What is the differences between Int and Integer in Scala?
ScalaTypesIntegerIntScala Problem Overview
I was working with a variable that I had declared as an Integer and discovered that > is not a member of Integer. Here's a simple example:
scala> i
warning: there were deprecation warnings; re-run with -deprecation for details
res28: Integer = 3
scala> i > 3
<console>:6: error: value > is not a member of Integer
i > 3
^
Compare that to an Int:
scala> j
res30: Int = 3
scala> j > 3
res31: Boolean = false
What are the differences between Integer and Int? I see the deprecation warning but it's unclear to me why it was deprecated and, given that it has been, why it doesn't have a > method.
Scala Solutions
Solution 1 - Scala
"What are the differences between Integer and Int?"
Integer is just an alias for java.lang.Integer. Int is the Scala integer with the extra capabilities.
Looking in Predef.scala you can see this the alias:
/** @deprecated use <code>java.lang.Integer</code> instead */
@deprecated type Integer = java.lang.Integer
However, there is an implicit conversion from Int to java.lang.Integer if you need it, meaning that you can use Int in methods that take an Integer.
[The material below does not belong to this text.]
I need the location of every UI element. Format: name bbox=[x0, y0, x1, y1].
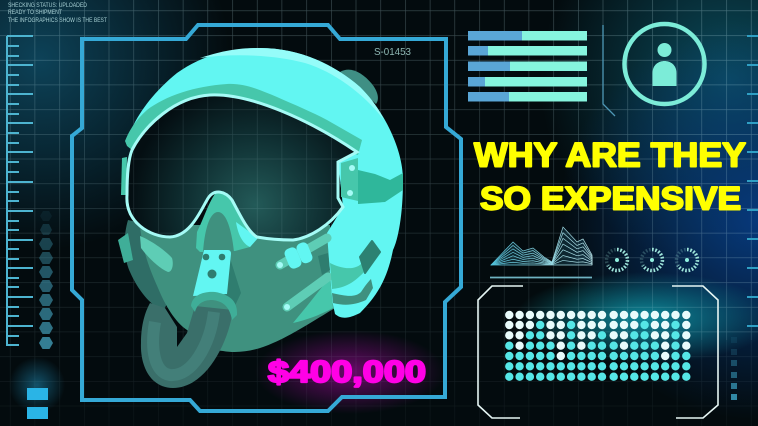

As to why it is deprecated, I can only presume it was to avoid any confusion over which kind of integer you were working with.
Solution 2 - Scala
Integer gets imported from java.lang.Integer and is only for compatibility with Java. Since it is a Java class, of course it can't have a method called "<". EDIT: You can mitigate this problem by declaring an implicit conversion from Integer to Int.
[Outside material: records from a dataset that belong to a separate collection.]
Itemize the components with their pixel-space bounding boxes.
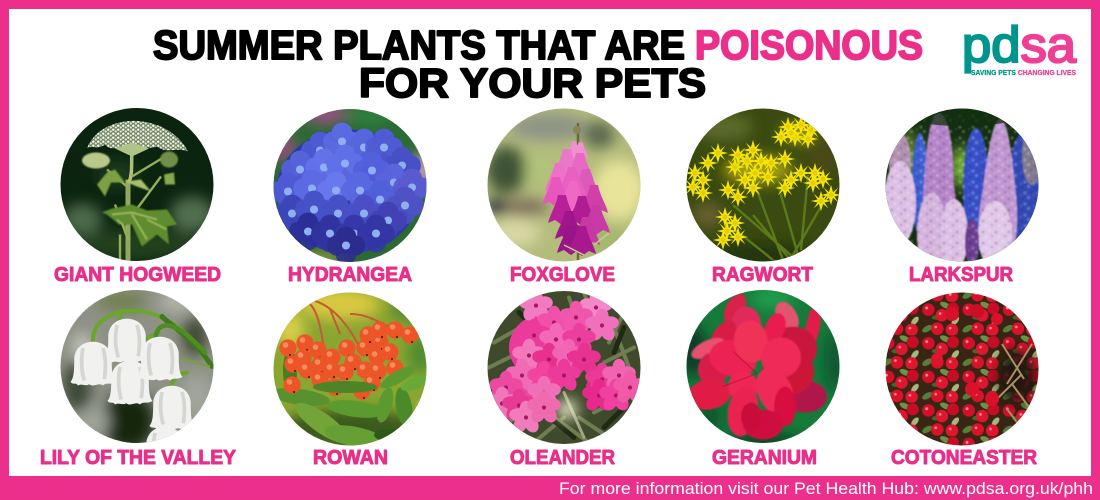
- plant photo: oleander: [488, 291, 640, 444]
- title: FOR YOUR PETS: [359, 60, 706, 106]
- title: POISONOUS: [695, 22, 923, 68]
- plant photo: cotoneaster: [882, 289, 1042, 449]
- plant photo: rowan: [274, 292, 426, 446]
- plant photo: foxglove: [484, 105, 645, 265]
- footer text: For more information visit our Pet Health Hub: www.pdsa.org.uk/phh: [559, 479, 1093, 498]
- label: lily of the valley: LILY OF THE VALLEY: [40, 447, 237, 469]
- plant photo: ragwort: [683, 105, 843, 267]
- label: rowan: ROWAN: [313, 447, 388, 469]
- plant photo: lily of the valley: [60, 290, 214, 443]
- plant photo: giant hogweed: [57, 104, 217, 264]
- label: ragwort: RAGWORT: [712, 264, 813, 286]
- label: giant hogweed: GIANT HOGWEED: [54, 264, 221, 286]
- plant photo: larkspur: [886, 108, 1038, 262]
- label: larkspur: LARKSPUR: [909, 264, 1014, 286]
- title: [153, 22, 923, 106]
- plant photo: geranium: [686, 290, 840, 443]
- label: foxglove: FOXGLOVE: [510, 264, 615, 286]
- plant photo: hydrangea: [274, 109, 426, 262]
- title: SUMMER PLANTS THAT ARE: [153, 22, 685, 68]
- label: cotoneaster: COTONEASTER: [891, 447, 1038, 469]
- label: oleander: OLEANDER: [510, 447, 616, 469]
- label: hydrangea: HYDRANGEA: [288, 264, 412, 286]
- logo: pdsa: pdsa: [962, 17, 1076, 73]
- label: geranium: GERANIUM: [712, 447, 817, 469]
- logo: pdsa: SAVING PETS CHANGING LIVES: [971, 68, 1076, 77]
implicit def toInt(in:Integer) = in.intValue()
You'll still get deprecation warning though.
Solution 3 - Scala
I think the problem you're seeing has has to do boxing/unboxing of value types and the use of the Java class Integer.
I think the answer is here: Boxing and unboxing in Scala. There is no implict unboxing in Scala. You've defined i as the Java class Integer but in the i > 3, the 3 is being treated and an int.
Solution 4 - Scala
Integer is a Java class, java.lang.Integer. It's different from Java's primitive type int, which is not a class. It can't have < defined, because Java does not allow operators to be defined for classes.
Now, you might wonder why such a type exist at all? Well, primitive types cannot be passed as references, so you can't pass an int to a method expecting java.lang.Object, equivalent to Scala's AnyRef, for example. To do that, you put that int inside an Integer object, and then pass the Integer.
Solution 5 - Scala
Integer gets imported from java.lang.Integer and is only for compatibility with Java. Since it is a Java class, of course it can't have a method called "<".
EDIT: You can mitigate this problem by declaring an implicit conversion from Integer to Int.